Thorsten-Marco Kirschner (*1980), Pfarrer der Landeskirche und Beauftragter des Bevollmächtigten des Rates der Evangelischen Kirche in Deutschland für den Dialog mit parteipolitischen Jugendverbänden, erklärte, dass es auch im Christentum Texte gebe, die zu Gewalt aufrufen. Dem gegenüber verwies er auf die universelle Botschaft der Nächsten- und Feindesliebe. Es gelte, aus der Geschichte zu lernen und Selbstkritik zu üben, so Kirschner.

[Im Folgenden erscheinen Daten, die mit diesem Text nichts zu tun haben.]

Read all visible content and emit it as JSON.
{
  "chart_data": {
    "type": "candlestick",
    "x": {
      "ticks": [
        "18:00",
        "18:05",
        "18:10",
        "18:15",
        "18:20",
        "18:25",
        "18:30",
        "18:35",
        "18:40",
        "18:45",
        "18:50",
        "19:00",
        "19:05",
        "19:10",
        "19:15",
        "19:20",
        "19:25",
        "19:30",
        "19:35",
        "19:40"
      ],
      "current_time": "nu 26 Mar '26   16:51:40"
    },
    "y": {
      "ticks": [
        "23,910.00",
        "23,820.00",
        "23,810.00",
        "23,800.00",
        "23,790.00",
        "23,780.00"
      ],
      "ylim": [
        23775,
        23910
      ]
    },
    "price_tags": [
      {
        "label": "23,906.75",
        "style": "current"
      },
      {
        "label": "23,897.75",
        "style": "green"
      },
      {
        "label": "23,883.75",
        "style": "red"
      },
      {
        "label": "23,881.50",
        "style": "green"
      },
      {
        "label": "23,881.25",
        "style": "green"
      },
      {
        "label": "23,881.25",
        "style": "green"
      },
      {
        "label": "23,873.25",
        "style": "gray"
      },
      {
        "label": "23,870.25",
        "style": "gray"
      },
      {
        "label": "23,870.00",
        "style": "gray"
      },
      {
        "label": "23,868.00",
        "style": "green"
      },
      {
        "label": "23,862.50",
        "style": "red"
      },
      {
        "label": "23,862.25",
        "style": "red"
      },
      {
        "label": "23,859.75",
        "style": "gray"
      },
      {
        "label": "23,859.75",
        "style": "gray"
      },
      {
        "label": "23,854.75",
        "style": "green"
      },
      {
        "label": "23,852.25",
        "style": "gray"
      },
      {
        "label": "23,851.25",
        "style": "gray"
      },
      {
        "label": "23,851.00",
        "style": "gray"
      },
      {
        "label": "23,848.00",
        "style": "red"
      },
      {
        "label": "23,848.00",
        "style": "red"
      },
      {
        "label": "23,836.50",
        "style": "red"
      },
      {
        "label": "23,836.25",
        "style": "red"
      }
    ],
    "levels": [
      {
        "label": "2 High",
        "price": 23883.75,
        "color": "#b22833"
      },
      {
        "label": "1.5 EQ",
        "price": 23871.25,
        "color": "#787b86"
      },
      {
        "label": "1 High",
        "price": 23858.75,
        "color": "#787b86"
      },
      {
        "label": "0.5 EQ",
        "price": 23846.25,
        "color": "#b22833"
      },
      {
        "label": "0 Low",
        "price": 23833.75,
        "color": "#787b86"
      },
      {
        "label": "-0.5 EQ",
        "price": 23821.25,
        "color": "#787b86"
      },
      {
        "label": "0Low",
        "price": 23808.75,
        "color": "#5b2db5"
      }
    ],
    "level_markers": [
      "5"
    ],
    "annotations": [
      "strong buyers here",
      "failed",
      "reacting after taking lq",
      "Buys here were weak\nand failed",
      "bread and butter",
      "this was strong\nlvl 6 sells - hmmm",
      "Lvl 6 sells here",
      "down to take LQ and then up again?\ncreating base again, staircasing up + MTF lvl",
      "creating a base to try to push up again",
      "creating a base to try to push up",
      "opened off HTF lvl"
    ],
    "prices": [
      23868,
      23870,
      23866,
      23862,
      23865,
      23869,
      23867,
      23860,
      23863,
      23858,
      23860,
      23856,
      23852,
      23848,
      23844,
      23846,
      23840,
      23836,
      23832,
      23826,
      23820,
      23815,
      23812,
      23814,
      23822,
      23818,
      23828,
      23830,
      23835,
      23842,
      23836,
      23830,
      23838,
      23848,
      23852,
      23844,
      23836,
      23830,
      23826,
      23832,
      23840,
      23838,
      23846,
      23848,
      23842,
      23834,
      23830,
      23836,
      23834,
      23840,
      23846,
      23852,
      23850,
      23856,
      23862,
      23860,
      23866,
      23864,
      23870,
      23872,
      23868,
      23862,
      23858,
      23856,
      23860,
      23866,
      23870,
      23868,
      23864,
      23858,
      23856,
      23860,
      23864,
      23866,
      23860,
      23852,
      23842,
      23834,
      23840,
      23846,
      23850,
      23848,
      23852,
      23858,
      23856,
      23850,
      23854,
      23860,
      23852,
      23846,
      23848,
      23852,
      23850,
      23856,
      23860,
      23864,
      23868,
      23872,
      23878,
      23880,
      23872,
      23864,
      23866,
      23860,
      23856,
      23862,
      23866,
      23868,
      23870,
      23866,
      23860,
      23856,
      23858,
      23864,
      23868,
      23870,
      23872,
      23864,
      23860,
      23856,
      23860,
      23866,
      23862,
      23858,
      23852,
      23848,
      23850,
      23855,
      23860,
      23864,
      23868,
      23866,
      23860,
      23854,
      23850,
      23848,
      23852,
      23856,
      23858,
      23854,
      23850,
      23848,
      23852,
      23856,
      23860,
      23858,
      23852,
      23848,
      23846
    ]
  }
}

Für Kirschner haben alle Religionen ein gewalttätiges Potential. Droguer konkretisierte, dass dies auch für fundamentalistische Atheisten und Wissenschaftler gelte und wies auch auf die Verfolgung von Moslems im buddhistischen Myanmar hin. «Die Gewalt hat viel mit Fundamentalismus zu tun», stellte Moslem Dogruer fest und Jude Donath pflichtete ihm bei, dass Mission und Fundamentalismus als Ursache von Gewalt zusammen gesehen werden müssten. Alle drei Diskutanten seien sich darin einig gewesen, dass Juden, Christen und Muslime an denselben Gott glauben: Gott lasse sich nicht für eine Religion vereinnahmen, so Dogruer und Donath fügte lachend hinzu, wenn jede Religion einen eigenen Gott hätte, dann wären es ja plötzlich drei und nicht mehr einer, berichtet Pfarrer Balzer. (08.03.2017)

Linktipp:

Ein Interview mit Dekan Hermann Köhler zur Diskussionsveranstaltung und weitere Informationen zum Kirchenkreis Kirchhain finden Sie unter:

kirchenkreis-kirchhain.de/(...)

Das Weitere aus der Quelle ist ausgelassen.